This is the introduction to a new book by Stefan Szymanski and Silke-Maria Weineck. The book is available on paper or kindle here.
“It’s Football, not Soccer”: A Strange Case of Linguistic Exile
This is a book about what looks, on the surface, like a pointless debate – a debate so pointless that its very pointlessness becomes a source of fascination. It is a debate which should have been settled long ago, but which instead continues, on a low burn, day after day, only to flare up into a great big dumpster fire of internet rage every four years when the World Cup, earth’s most popular athletic contest, rolls around.
Why?
The debate’s ritual opening salvo consists of four words: “It’s football, not soccer.” From there, it moves into territory that has become deeply familiar to all who play: the global preference for the word football, the intolerable nature of the word soccer, the equally intolerable nature of US sports and of US citizens, the non-ball-ness and the non-foot-ness of American football.
Those points are countered at times with apologetic explanations or modest appeals to linguistic diversity, but also, and more frequently, by detailed disquisitions on the unbearable dullness of the world’s most popular game, the deficient masculinity of soccer players in particular and Englishmen in general, and the unquestionable superiority of American sports.
While this game is played predominantly by Brits and US-Americans, the global community chimes in as well, usually siding with the Brits, but rarely if ever attacking the Irish, Australians, South-Africans, or Canadians, all of whom also call the beautiful game soccer.
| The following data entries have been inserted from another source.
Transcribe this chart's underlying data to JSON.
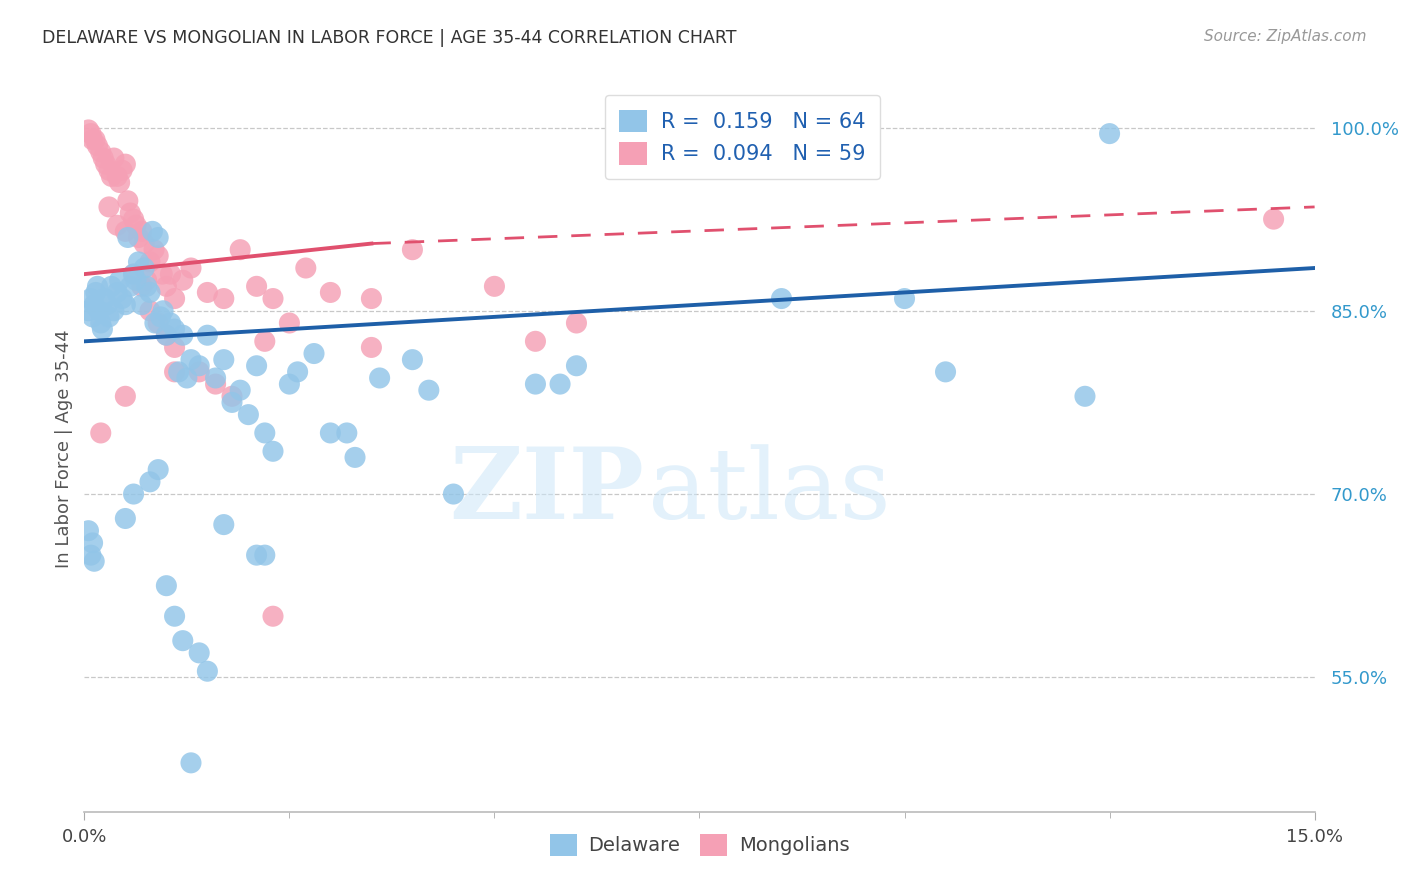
{
  "title": "DELAWARE VS MONGOLIAN IN LABOR FORCE | AGE 35-44 CORRELATION CHART",
  "source": "Source: ZipAtlas.com",
  "ylabel": "In Labor Force | Age 35-44",
  "xlim": [
    0.0,
    15.0
  ],
  "ylim": [
    44.0,
    103.5
  ],
  "yticks": [
    55.0,
    70.0,
    85.0,
    100.0
  ],
  "ytick_labels": [
    "55.0%",
    "70.0%",
    "85.0%",
    "100.0%"
  ],
  "legend_r_delaware": "R =  0.159",
  "legend_n_delaware": "N = 64",
  "legend_r_mongolian": "R =  0.094",
  "legend_n_mongolian": "N = 59",
  "delaware_color": "#92c5e8",
  "mongolian_color": "#f5a0b5",
  "delaware_line_color": "#1e5fa8",
  "mongolian_line_color": "#e0506e",
  "background_color": "#ffffff",
  "grid_color": "#c8c8c8",
  "delaware_x": [
    0.05,
    0.08,
    0.1,
    0.12,
    0.14,
    0.16,
    0.18,
    0.2,
    0.22,
    0.25,
    0.28,
    0.3,
    0.33,
    0.36,
    0.4,
    0.43,
    0.46,
    0.5,
    0.53,
    0.56,
    0.6,
    0.63,
    0.66,
    0.7,
    0.73,
    0.76,
    0.8,
    0.83,
    0.86,
    0.9,
    0.93,
    0.96,
    1.0,
    1.05,
    1.1,
    1.15,
    1.2,
    1.25,
    1.3,
    1.4,
    1.5,
    1.6,
    1.7,
    1.8,
    1.9,
    2.0,
    2.1,
    2.2,
    2.3,
    2.5,
    2.6,
    2.8,
    3.0,
    3.3,
    3.6,
    4.0,
    4.2,
    5.5,
    6.0,
    8.5,
    10.0,
    10.5,
    12.5,
    12.2
  ],
  "delaware_y": [
    85.0,
    86.0,
    84.5,
    85.5,
    86.5,
    87.0,
    85.0,
    84.0,
    83.5,
    86.0,
    85.5,
    84.5,
    87.0,
    85.0,
    86.5,
    87.5,
    86.0,
    85.5,
    91.0,
    87.0,
    88.0,
    87.5,
    89.0,
    85.5,
    88.5,
    87.0,
    86.5,
    91.5,
    84.0,
    91.0,
    84.5,
    85.0,
    83.0,
    84.0,
    83.5,
    80.0,
    83.0,
    79.5,
    81.0,
    80.5,
    83.0,
    79.5,
    81.0,
    77.5,
    78.5,
    76.5,
    80.5,
    75.0,
    73.5,
    79.0,
    80.0,
    81.5,
    75.0,
    73.0,
    79.5,
    81.0,
    78.5,
    79.0,
    80.5,
    86.0,
    86.0,
    80.0,
    99.5,
    78.0
  ],
  "delaware_x_low": [
    0.05,
    0.08,
    0.1,
    0.12,
    0.5,
    0.6,
    0.8,
    0.9,
    1.0,
    1.1,
    1.2,
    1.5,
    1.7,
    2.1,
    2.2,
    3.2,
    4.5,
    5.8,
    1.3,
    1.4
  ],
  "delaware_y_low": [
    67.0,
    65.0,
    66.0,
    64.5,
    68.0,
    70.0,
    71.0,
    72.0,
    62.5,
    60.0,
    58.0,
    55.5,
    67.5,
    65.0,
    65.0,
    75.0,
    70.0,
    79.0,
    48.0,
    57.0
  ],
  "mongolian_x": [
    0.05,
    0.08,
    0.1,
    0.13,
    0.16,
    0.2,
    0.23,
    0.26,
    0.3,
    0.33,
    0.36,
    0.4,
    0.43,
    0.46,
    0.5,
    0.53,
    0.56,
    0.6,
    0.63,
    0.66,
    0.7,
    0.73,
    0.76,
    0.8,
    0.85,
    0.9,
    0.95,
    1.0,
    1.05,
    1.1,
    1.2,
    1.3,
    1.5,
    1.7,
    1.9,
    2.1,
    2.2,
    2.5,
    3.0,
    3.5,
    4.0,
    0.3,
    0.4,
    0.5,
    0.6,
    0.7,
    0.8,
    0.9,
    1.0,
    1.1,
    1.4,
    1.6,
    1.8,
    5.0,
    5.5,
    6.0,
    2.3,
    2.7,
    14.5
  ],
  "mongolian_y": [
    99.8,
    99.5,
    99.0,
    99.0,
    98.5,
    98.0,
    97.5,
    97.0,
    96.5,
    96.0,
    97.5,
    96.0,
    95.5,
    96.5,
    97.0,
    94.0,
    93.0,
    92.5,
    92.0,
    91.0,
    91.5,
    90.5,
    87.5,
    89.0,
    90.0,
    89.5,
    88.0,
    87.0,
    88.0,
    86.0,
    87.5,
    88.5,
    86.5,
    86.0,
    90.0,
    87.0,
    82.5,
    84.0,
    86.5,
    86.0,
    90.0,
    93.5,
    92.0,
    91.5,
    88.0,
    87.0,
    85.0,
    84.0,
    83.0,
    82.0,
    80.0,
    79.0,
    78.0,
    87.0,
    82.5,
    84.0,
    86.0,
    88.5,
    92.5
  ],
  "mongolian_low_x": [
    0.2,
    0.5,
    1.1,
    2.3,
    3.5
  ],
  "mongolian_low_y": [
    75.0,
    78.0,
    80.0,
    60.0,
    82.0
  ]
}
This shouting match is between America and the rest of the world, or rather those who declare themselves to speak for the rest of the world.
The facts have been laid out many times: football is the name of a number of team games that loosely resemble each other. The full name of the game either called football or soccer is “association football,” which was shortened to soccer by posh English students towards the end of the 19th century. Both soccer and football were used interchangeably in the UK well into the 1970s, and soccer remains either the preferred term or a common one in all countries where other codes of football are more popular.
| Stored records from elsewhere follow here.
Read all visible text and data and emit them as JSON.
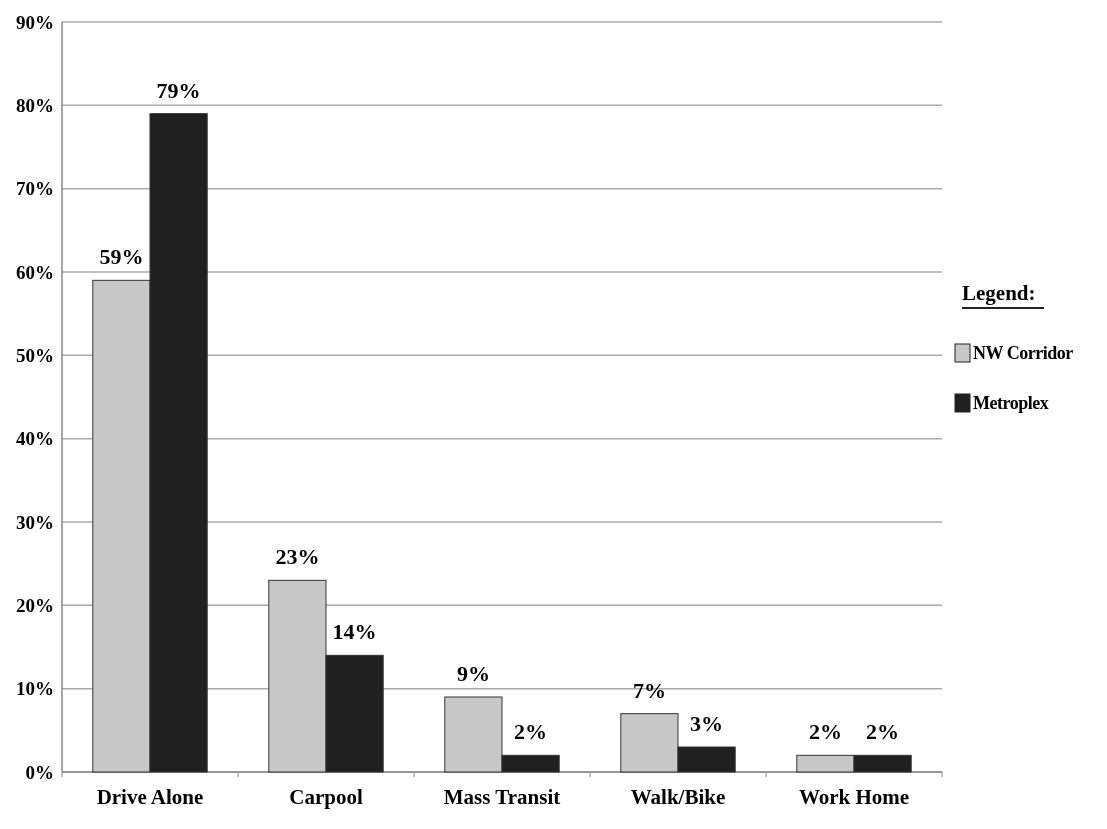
{
  "chart_data": {
    "type": "bar",
    "categories": [
      "Drive Alone",
      "Carpool",
      "Mass Transit",
      "Walk/Bike",
      "Work Home"
    ],
    "series": [
      {
        "name": "NW Corridor",
        "color": "#c8c8c8",
        "values": [
          59,
          23,
          9,
          7,
          2
        ]
      },
      {
        "name": "Metroplex",
        "color": "#202020",
        "values": [
          79,
          14,
          2,
          3,
          2
        ]
      }
    ],
    "ylim": [
      0,
      90
    ],
    "yticks": [
      {
        "value": 0,
        "label": "0%"
      },
      {
        "value": 10,
        "label": "10%"
      },
      {
        "value": 20,
        "label": "20%"
      },
      {
        "value": 30,
        "label": "30%"
      },
      {
        "value": 40,
        "label": "40%"
      },
      {
        "value": 50,
        "label": "50%"
      },
      {
        "value": 60,
        "label": "60%"
      },
      {
        "value": 70,
        "label": "70%"
      },
      {
        "value": 80,
        "label": "80%"
      },
      {
        "value": 90,
        "label": "90%"
      }
    ],
    "grid": "y",
    "legend": "right",
    "legend_title": "Legend:",
    "value_labels": [
      [
        "59%",
        "23%",
        "9%",
        "7%",
        "2%"
      ],
      [
        "79%",
        "14%",
        "2%",
        "3%",
        "2%"
      ]
    ]
  }
}
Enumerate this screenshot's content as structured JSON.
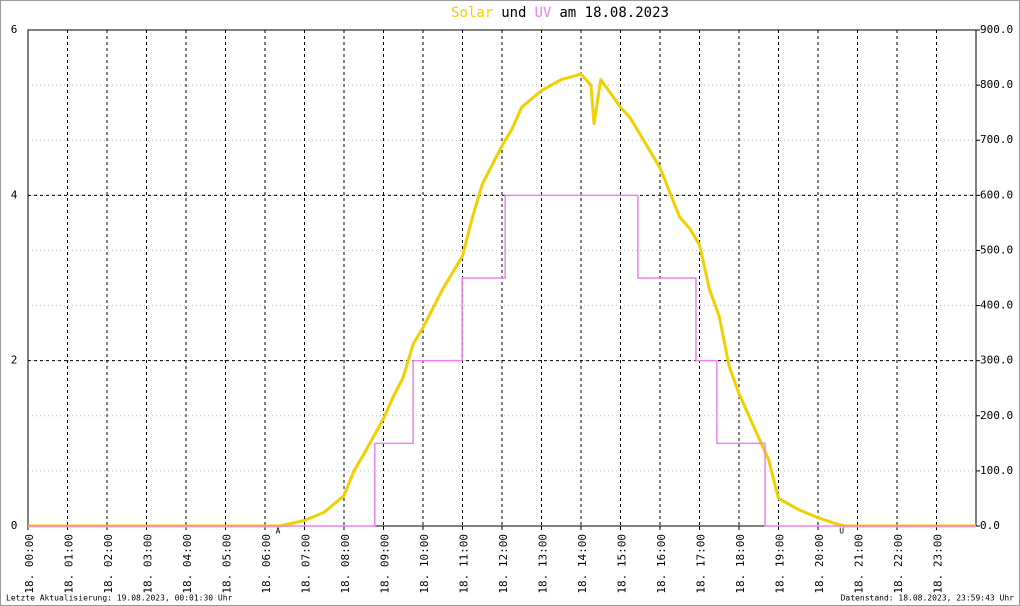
{
  "chart_data": {
    "type": "line",
    "title_parts": [
      {
        "text": "Solar",
        "color": "#f0d000"
      },
      {
        "text": "und",
        "color": "#000000"
      },
      {
        "text": "UV",
        "color": "#ee82ee"
      },
      {
        "text": "am 18.08.2023",
        "color": "#000000"
      }
    ],
    "footer_left": "Letzte Aktualisierung: 19.08.2023, 00:01:30 Uhr",
    "footer_right": "Datenstand: 18.08.2023, 23:59:43 Uhr",
    "xlim": [
      0,
      24
    ],
    "xticks": [
      {
        "value": 0,
        "label": "18. 00:00"
      },
      {
        "value": 1,
        "label": "18. 01:00"
      },
      {
        "value": 2,
        "label": "18. 02:00"
      },
      {
        "value": 3,
        "label": "18. 03:00"
      },
      {
        "value": 4,
        "label": "18. 04:00"
      },
      {
        "value": 5,
        "label": "18. 05:00"
      },
      {
        "value": 6,
        "label": "18. 06:00"
      },
      {
        "value": 7,
        "label": "18. 07:00"
      },
      {
        "value": 8,
        "label": "18. 08:00"
      },
      {
        "value": 9,
        "label": "18. 09:00"
      },
      {
        "value": 10,
        "label": "18. 10:00"
      },
      {
        "value": 11,
        "label": "18. 11:00"
      },
      {
        "value": 12,
        "label": "18. 12:00"
      },
      {
        "value": 13,
        "label": "18. 13:00"
      },
      {
        "value": 14,
        "label": "18. 14:00"
      },
      {
        "value": 15,
        "label": "18. 15:00"
      },
      {
        "value": 16,
        "label": "18. 16:00"
      },
      {
        "value": 17,
        "label": "18. 17:00"
      },
      {
        "value": 18,
        "label": "18. 18:00"
      },
      {
        "value": 19,
        "label": "18. 19:00"
      },
      {
        "value": 20,
        "label": "18. 20:00"
      },
      {
        "value": 21,
        "label": "18. 21:00"
      },
      {
        "value": 22,
        "label": "18. 22:00"
      },
      {
        "value": 23,
        "label": "18. 23:00"
      }
    ],
    "ylim": [
      0,
      6
    ],
    "yticks": [
      0,
      2,
      4,
      6
    ],
    "y2lim": [
      0,
      900
    ],
    "y2ticks": [
      {
        "value": 0,
        "label": "0.0"
      },
      {
        "value": 100,
        "label": "100.0"
      },
      {
        "value": 200,
        "label": "200.0"
      },
      {
        "value": 300,
        "label": "300.0"
      },
      {
        "value": 400,
        "label": "400.0"
      },
      {
        "value": 500,
        "label": "500.0"
      },
      {
        "value": 600,
        "label": "600.0"
      },
      {
        "value": 700,
        "label": "700.0"
      },
      {
        "value": 800,
        "label": "800.0"
      },
      {
        "value": 900,
        "label": "900.0"
      }
    ],
    "grid": true,
    "annotations": [
      {
        "text": "A",
        "x": 6.33,
        "color": "#cc0000"
      },
      {
        "text": "U",
        "x": 20.6,
        "color": "#cc0000"
      }
    ],
    "series": [
      {
        "name": "Solar",
        "color": "#f0d000",
        "axis": "y2",
        "step": false,
        "x": [
          0,
          6.38,
          6.5,
          7,
          7.5,
          8,
          8.25,
          8.5,
          9,
          9.25,
          9.5,
          9.75,
          10,
          10.5,
          11,
          11.25,
          11.5,
          12,
          12.25,
          12.5,
          13,
          13.5,
          14,
          14.25,
          14.33,
          14.5,
          15,
          15.25,
          15.5,
          16,
          16.5,
          16.75,
          17,
          17.25,
          17.5,
          17.75,
          18,
          18.5,
          18.75,
          19,
          19.25,
          19.5,
          20,
          20.5,
          20.67,
          24
        ],
        "values": [
          0,
          0,
          2,
          10,
          25,
          55,
          100,
          130,
          195,
          235,
          270,
          330,
          360,
          430,
          490,
          560,
          620,
          690,
          720,
          760,
          790,
          810,
          820,
          800,
          730,
          810,
          760,
          740,
          710,
          650,
          560,
          540,
          510,
          430,
          380,
          290,
          240,
          160,
          120,
          50,
          40,
          30,
          15,
          3,
          0,
          0
        ]
      },
      {
        "name": "UV",
        "color": "#ee82ee",
        "step": true,
        "x": [
          0,
          8.78,
          9.75,
          10.99,
          12.08,
          15.44,
          16.91,
          17.44,
          18.66,
          24
        ],
        "values": [
          0,
          1,
          2,
          3,
          4,
          3,
          2,
          1,
          0,
          0
        ]
      }
    ]
  }
}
US-English and UK-English have different words for a number of things: pudding/dessert, suspenders/braces, boot/trunk, jumper/sweater, football/soccer. None of these facts are remotely controversial, and anybody with access to a search engine could easily ascertain them. Reasonable people would, one assumes, accept that soccer is the American (and Irish, Australian, Canadian, South-African…) word for association football, that the word is British in origin, that Americans will likely continue to use it, and that everybody knows what they mean when they do so. But neither internet discussions nor sports debates are hospitable territory for reasonable people, and we are supremely confident in predicting another game of Football vs Soccer alongside all the other matches that will constitute the FIFA World Cup of 2018.
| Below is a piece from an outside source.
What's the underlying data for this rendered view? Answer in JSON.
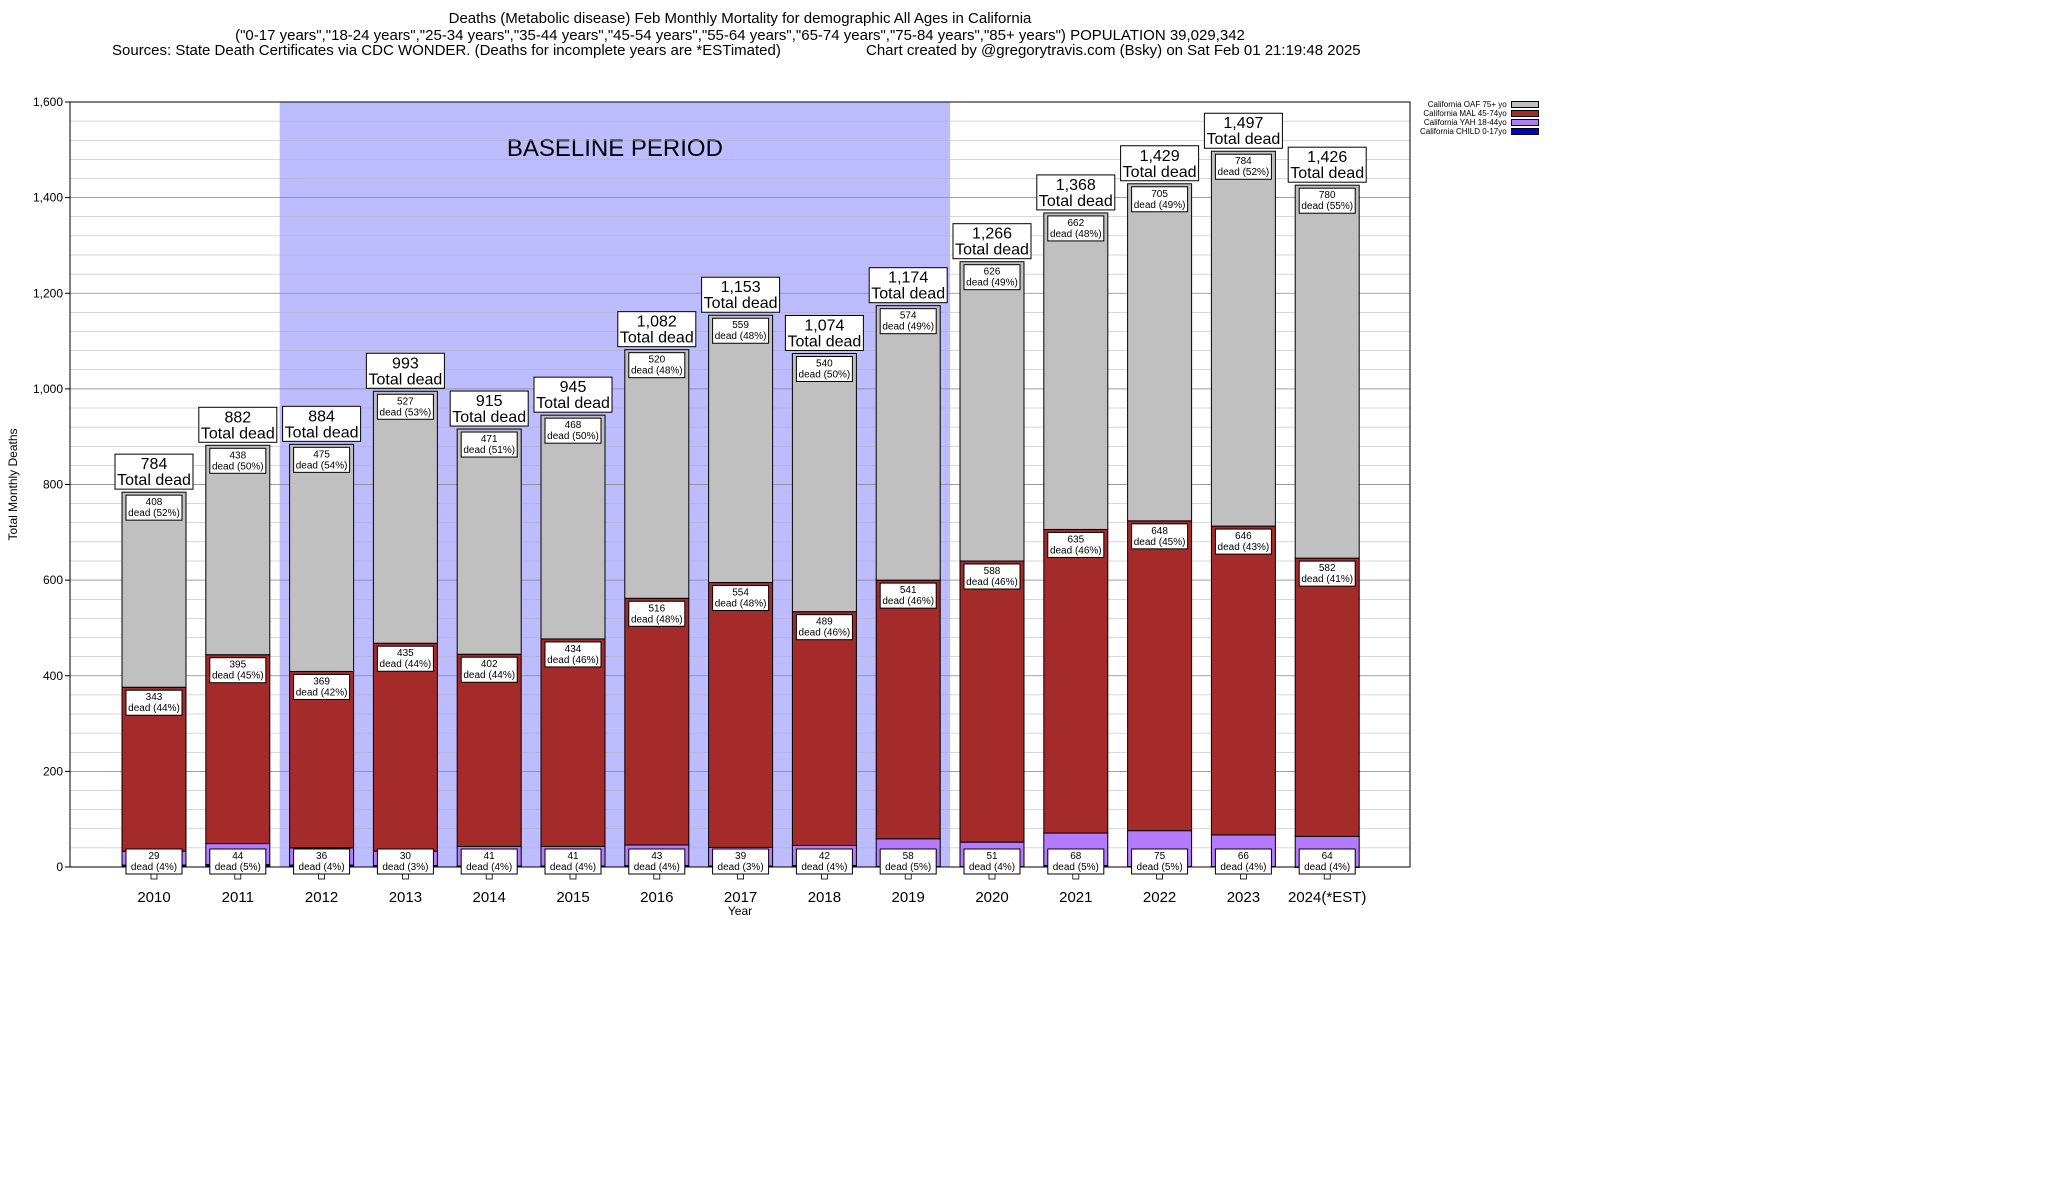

While the facts of the matter are clear, the persistence of the debate and the violent passion that fuels it have remained a mystery. How did a British word become an outcast in its country of origin? This, in itself, is extraordinary. We have consulted a number of linguists, but none could point us to a similar case of linguistic exile. To be sure, words change meaning all the time, previously perfectly acceptable words become taboo, taboo words become acceptable, common ones fall out of use, rare ones become common. But to our knowledge, there is no other English word that has been declared foreign by the English themselves, reviled as an insult, banned from their shores, struck from collective memory. It is a bizarre phenomenon, and well-worth exploring for what it can tell us about transatlantic relations, sports globalization and its discontents, the psychology of fans, and the way we understand or fail to understand how language works.
This book will lay out the contours of the debate, delve into the history of the word football and the emergence of the word soccer, explore some 20th century data on the distribution of the two words, tell you about all the words the world actually uses to describe the game, give you a glimpse of soccer’s convoluted fate in Australia, and try to make sense of it all.
Because the United States get most of the grief in this debate, we decided to stick with American spelling, as a small token of restitution.